On Sep 11, 7:50 pm, josch <[EMAIL PROTECTED]> wrote:
> Hi!
> I wanted to give a short video on how far I came with your great help
> so that you can see that your time wasnt in vain that that now there
> is one more out there that actively dives into pyglet :).
>
> http://rabenfrost.net/josch/heroes/moving.ogg
>  o animated water tiles
>  o moving by keyboard (even diagonally) and by dragging the mouse
>
> I decided not to use the resource module but to manually use a
> TextureAtlas that is just big enough to hold all the water tiles
> (384x416 px for 156images) with their animation frames.

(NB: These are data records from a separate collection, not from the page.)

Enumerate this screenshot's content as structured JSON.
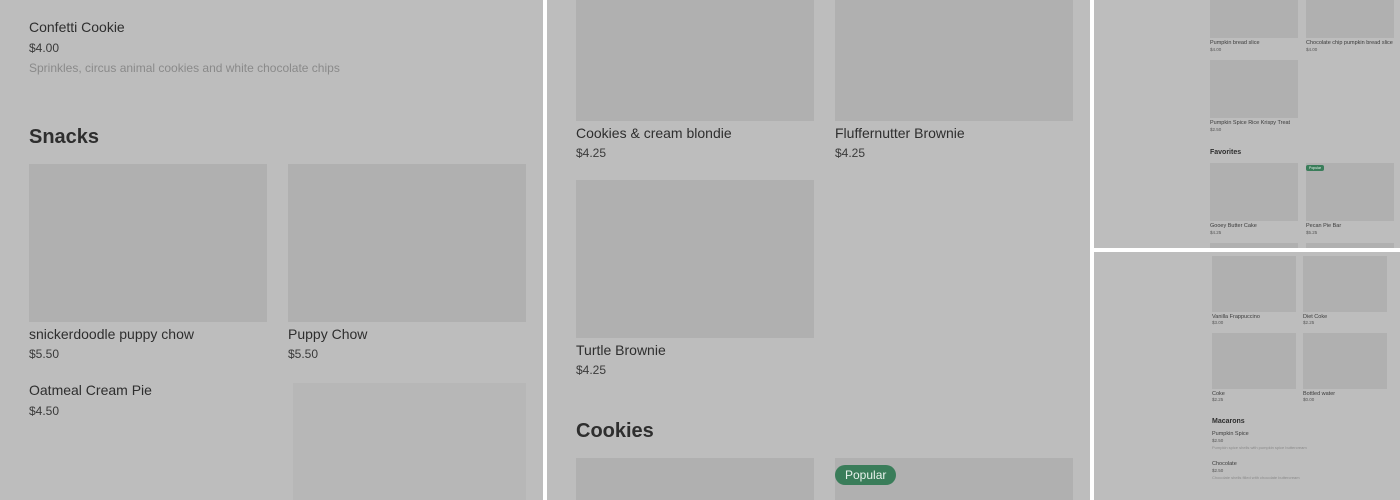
{
  "panel1": {
    "confetti": {
      "name": "Confetti Cookie",
      "price": "$4.00",
      "desc": "Sprinkles, circus animal cookies and white chocolate chips"
    },
    "section": "Snacks",
    "items": [
      {
        "name": "snickerdoodle puppy chow",
        "price": "$5.50"
      },
      {
        "name": "Puppy Chow",
        "price": "$5.50"
      },
      {
        "name": "Oatmeal Cream Pie",
        "price": "$4.50"
      }
    ]
  },
  "panel2": {
    "items": [
      {
        "name": "Cookies & cream blondie",
        "price": "$4.25"
      },
      {
        "name": "Fluffernutter Brownie",
        "price": "$4.25"
      },
      {
        "name": "Turtle Brownie",
        "price": "$4.25"
      }
    ],
    "section": "Cookies",
    "badge": "Popular"
  },
  "panel3": {
    "items": [
      {
        "name": "Pumpkin bread slice",
        "price": "$4.00"
      },
      {
        "name": "Chocolate chip pumpkin bread slice",
        "price": "$4.00"
      },
      {
        "name": "Pumpkin Spice Rice Krispy Treat",
        "price": "$2.50"
      }
    ],
    "section": "Favorites",
    "fav_items": [
      {
        "name": "Gooey Butter Cake",
        "price": "$4.25"
      },
      {
        "name": "Pecan Pie Bar",
        "price": "$5.25"
      }
    ],
    "badge": "Popular"
  },
  "panel4": {
    "items": [
      {
        "name": "Vanilla Frappuccino",
        "price": "$3.00"
      },
      {
        "name": "Diet Coke",
        "price": "$2.25"
      },
      {
        "name": "Coke",
        "price": "$2.25"
      },
      {
        "name": "Bottled water",
        "price": "$0.00"
      }
    ],
    "section": "Macarons",
    "macarons": [
      {
        "name": "Pumpkin Spice",
        "price": "$2.50",
        "desc": "Pumpkin spice shells with pumpkin spice buttercream"
      },
      {
        "name": "Chocolate",
        "price": "$2.50",
        "desc": "Chocolate shells filled with chocolate buttercream"
      }
    ]
  }
}
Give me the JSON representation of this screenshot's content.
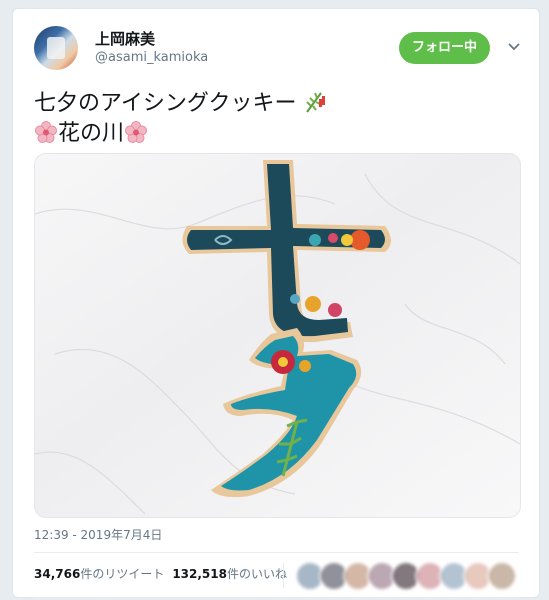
{
  "tweet": {
    "user": {
      "display_name": "上岡麻美",
      "handle": "@asami_kamioka"
    },
    "follow_label": "フォロー中",
    "text_line1": "七夕のアイシングクッキー",
    "text_line2": "花の川",
    "media": {
      "icon": "tanabata-cookie-photo",
      "cookie_text": "七夕"
    },
    "timestamp": "12:39 - 2019年7月4日",
    "stats": {
      "retweets_count": "34,766",
      "retweets_label": "件のリツイート",
      "likes_count": "132,518",
      "likes_label": "件のいいね"
    },
    "liker_avatar_colors": [
      "#8aa0b5",
      "#6d6d7a",
      "#c7a08c",
      "#a58b9a",
      "#5a4b52",
      "#d29aa0",
      "#9ab0c4",
      "#e0b7a8",
      "#b8a08a"
    ]
  }
}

> This way I can do animation by just changing the texture coordinates
> in the vertex lists without any additional effort (for example without
> checking if the next animation frame is still in the same texture as
> the last).
>
> Now I'm gonna wrap everything up in nice pythonic classes and stuff
> and add the other layers.
>
> It's amazing how much I learned the past three days!
>
> cheers
>
> josch
>
> On Sep 11, 3:57 am, Richard Jones <[EMAIL PROTECTED]> wrote:
>
> > On Thu, 11 Sep 2008, josch wrote:
> > > as for the cocos tile engine:
> > >  - cocos uses sprites to draw the batch (what i was told and
> > > experienced is slower than using vertex lists)
>
> > The pyglet Sprites used by the cocos tile engine use vertex lists 
> > underneath -
> > approximately as fast as implementing a direct-to-vertex-list approach, with
> > a small overhead when the visible tiles set changes. It has the benefit that
> > it can use animated tiles through the standard pyglet Sprite animation
> > mechanism (I believe, I've not actually tried to use them).